Use getWorldFromScreenPosition on position of the cursor, with depth being the maximum distance you want to reach, to get the cursor's 3D position at that distance.
Use processLineOfSight between camera and cursor coordinates to find the 3D position of the vehicle's surface point where the cursor is pointing.
Transform that surface point from world coordinate space to vehicle's local coordinate space with the help of getElementMatrix.
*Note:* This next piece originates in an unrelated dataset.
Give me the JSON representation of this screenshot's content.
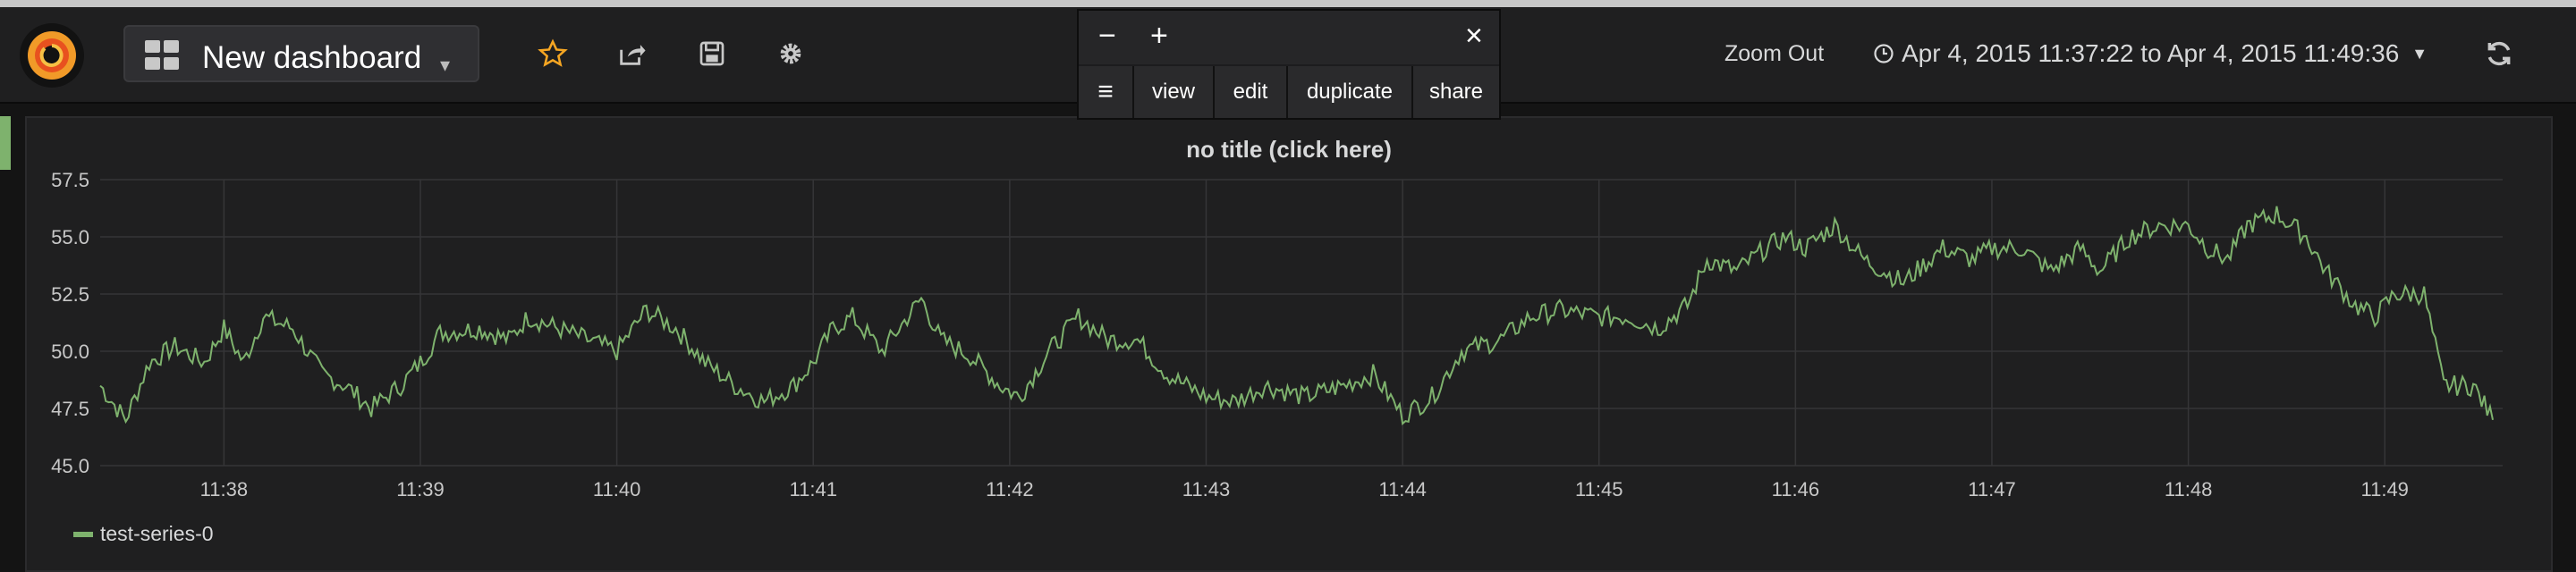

This one is a bit tricky since the element matrix allows transforming from local to world space easily, using matrix x vector multiplication, but doing the opposite (world to local) requires multiplying the inverse of that matrix by vector, and there doesn't seem to be a built-in function for calculating the inverse of a matrix in MTA. I could do that in Lua, since it's not very complicated, but still easy enough to make a mistake.
Luckily, the vehicles have a scale of 1 and no shearing transformations (unless some glitch with Monster truck wheels occurs which does exactly that kind of crap to other vehicles), which makes the rotation matrix (the 3x3 part of element matrix) orthogonal, which in turn makes its inverse equal to transpose.
This is my attempt to transform the coordinates:
-- wx, wy, wz are the coordinates in world space
local m = getElementMatrix(vehicle)
local rx, ry, rz = wx-m[4][1], wy-m[4][2], wz = m[4][3]
local lx = m[1][1]*rx + m[1][2]*ry + m[1][3]*rz
local ly = m[2][1]*rx + m[2][2]*ry + m[2][3]*rz
local lz = m[3][1]*rx + m[3][2]*ry + m[3][3]*rz
Unless I screwed something up, lx, ly, lz should be wx, wy, wz relative to the vehicle. By transforming the cursor's 3D position like that, you can get the cursor's position with respect to the vehicle, which sounds like what you need.